Raskovic Ivic expressed concern over the law enforcement follow-up to the March 2004 attacks on churches in Kosovo. Albanian mobs allegedly attacked and destroyed 34 churches, monasteries and bishop residences. Since international forces took power in 1999, approximately 150 church properties have been attacked. The churches contained priceless Byzantine frescoes and other religious artifacts dating as far back as the 13th century. Many of the sites were reduced to rubble. (Click here to read the center's report on church destruction.)

 

"There have been no indictments, even though 23 of the perpetrators were caught on film," she said.
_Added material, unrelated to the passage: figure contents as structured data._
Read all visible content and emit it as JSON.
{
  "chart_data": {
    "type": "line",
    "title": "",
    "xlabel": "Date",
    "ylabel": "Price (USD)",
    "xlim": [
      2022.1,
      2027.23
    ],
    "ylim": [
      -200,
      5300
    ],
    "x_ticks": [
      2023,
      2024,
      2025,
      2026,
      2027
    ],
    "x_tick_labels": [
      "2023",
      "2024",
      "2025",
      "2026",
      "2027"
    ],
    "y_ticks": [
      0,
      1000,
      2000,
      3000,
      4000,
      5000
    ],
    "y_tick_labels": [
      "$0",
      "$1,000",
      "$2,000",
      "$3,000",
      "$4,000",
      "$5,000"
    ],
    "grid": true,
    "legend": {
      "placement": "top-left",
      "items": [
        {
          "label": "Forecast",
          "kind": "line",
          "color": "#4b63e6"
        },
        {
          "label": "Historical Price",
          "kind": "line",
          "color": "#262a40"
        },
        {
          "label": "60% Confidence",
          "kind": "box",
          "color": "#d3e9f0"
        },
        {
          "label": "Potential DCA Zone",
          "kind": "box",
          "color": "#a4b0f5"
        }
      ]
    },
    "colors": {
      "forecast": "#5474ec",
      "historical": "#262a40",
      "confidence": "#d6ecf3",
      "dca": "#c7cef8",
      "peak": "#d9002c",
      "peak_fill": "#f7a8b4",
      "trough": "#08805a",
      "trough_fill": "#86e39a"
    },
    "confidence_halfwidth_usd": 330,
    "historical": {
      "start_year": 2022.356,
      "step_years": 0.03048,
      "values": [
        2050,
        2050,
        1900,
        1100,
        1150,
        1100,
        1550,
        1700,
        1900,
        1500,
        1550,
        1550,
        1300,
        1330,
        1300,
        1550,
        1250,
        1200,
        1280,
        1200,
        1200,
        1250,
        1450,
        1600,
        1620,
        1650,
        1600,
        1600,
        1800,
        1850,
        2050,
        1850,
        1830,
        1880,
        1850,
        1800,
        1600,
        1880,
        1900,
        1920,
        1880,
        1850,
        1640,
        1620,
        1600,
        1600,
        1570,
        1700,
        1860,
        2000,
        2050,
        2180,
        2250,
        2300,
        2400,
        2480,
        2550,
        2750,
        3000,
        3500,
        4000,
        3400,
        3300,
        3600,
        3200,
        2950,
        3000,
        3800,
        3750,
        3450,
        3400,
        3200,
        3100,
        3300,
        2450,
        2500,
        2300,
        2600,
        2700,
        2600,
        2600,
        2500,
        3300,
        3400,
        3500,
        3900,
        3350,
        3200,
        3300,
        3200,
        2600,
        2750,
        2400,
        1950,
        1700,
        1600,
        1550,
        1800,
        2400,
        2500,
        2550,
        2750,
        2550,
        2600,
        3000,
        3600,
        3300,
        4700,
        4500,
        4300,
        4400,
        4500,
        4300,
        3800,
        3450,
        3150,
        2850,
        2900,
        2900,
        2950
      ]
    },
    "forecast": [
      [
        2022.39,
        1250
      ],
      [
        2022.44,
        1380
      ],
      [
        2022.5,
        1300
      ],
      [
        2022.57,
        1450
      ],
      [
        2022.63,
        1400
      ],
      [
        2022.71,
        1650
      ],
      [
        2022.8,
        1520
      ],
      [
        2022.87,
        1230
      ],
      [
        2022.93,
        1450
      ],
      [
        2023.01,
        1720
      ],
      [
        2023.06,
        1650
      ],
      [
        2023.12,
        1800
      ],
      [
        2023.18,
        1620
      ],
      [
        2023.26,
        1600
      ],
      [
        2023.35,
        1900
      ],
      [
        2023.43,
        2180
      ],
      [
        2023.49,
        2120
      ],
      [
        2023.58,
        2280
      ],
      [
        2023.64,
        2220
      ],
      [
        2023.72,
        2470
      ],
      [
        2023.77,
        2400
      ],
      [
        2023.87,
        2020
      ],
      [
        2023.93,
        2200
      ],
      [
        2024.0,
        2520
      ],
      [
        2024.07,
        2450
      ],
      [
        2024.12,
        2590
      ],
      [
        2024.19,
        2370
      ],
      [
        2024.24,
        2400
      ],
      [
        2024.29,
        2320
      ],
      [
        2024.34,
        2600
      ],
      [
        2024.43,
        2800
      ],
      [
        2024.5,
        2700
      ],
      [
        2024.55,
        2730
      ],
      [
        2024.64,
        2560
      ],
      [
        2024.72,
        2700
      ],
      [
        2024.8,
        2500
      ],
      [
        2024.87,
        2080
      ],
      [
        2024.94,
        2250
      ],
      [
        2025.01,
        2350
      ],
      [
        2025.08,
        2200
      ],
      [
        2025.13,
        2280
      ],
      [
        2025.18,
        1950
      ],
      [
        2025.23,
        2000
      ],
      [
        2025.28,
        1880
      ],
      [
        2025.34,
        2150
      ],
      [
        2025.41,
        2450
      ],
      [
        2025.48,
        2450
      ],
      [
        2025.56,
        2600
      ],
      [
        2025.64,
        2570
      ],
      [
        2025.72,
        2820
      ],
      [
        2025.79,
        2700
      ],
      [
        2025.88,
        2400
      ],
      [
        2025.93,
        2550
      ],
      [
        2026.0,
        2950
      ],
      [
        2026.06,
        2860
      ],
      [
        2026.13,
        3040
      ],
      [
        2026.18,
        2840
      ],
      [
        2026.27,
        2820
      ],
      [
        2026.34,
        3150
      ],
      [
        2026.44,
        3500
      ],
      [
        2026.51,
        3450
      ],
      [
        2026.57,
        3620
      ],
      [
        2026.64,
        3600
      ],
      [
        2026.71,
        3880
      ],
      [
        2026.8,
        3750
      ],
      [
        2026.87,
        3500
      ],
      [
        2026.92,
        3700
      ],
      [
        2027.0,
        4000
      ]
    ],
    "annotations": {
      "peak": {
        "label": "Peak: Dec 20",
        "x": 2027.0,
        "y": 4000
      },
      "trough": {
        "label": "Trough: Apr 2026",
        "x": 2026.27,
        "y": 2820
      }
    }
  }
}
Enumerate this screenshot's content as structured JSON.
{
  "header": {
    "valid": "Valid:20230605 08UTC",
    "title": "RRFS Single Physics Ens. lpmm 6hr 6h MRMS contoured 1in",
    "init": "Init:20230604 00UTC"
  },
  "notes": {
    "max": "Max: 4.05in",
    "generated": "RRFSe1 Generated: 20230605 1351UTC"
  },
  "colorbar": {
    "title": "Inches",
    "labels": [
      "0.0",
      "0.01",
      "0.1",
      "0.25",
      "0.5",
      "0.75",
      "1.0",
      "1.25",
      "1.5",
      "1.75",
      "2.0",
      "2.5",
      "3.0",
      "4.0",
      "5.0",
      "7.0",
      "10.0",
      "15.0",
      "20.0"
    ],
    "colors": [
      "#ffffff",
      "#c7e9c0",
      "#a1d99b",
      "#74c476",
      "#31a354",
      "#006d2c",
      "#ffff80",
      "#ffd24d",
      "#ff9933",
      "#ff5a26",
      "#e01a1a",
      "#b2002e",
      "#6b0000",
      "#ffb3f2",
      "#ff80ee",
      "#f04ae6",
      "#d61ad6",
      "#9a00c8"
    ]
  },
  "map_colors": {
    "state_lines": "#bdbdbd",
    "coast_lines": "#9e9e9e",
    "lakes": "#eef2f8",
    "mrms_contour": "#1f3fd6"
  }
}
Under pressure from the international community, the 23 were fired from their jobs.

 

Those who promote independence for Kosovo don't realize that the violence and lawlessness will not stop with that change in status, she said. U.S. Rep. Tom Lantos (D-Calif.) and U.S. Sen. Joseph Biden (D-Del.) are among the American politicians supporting independence for Kosovo, she said.

 

Despite the ongoing crisis, Raskovic Ivic complained that the international community remains apathetic. "This is not treated as an issue, not only in the press but in the international community. No one asks about it. If international officials neglect the rule of law and the righteous position, this is saying that minorities are second-class citizens.

 

"No one even notices their suffering," she added. "If you suffer and no one notices, no one cares. It is a terrible thing."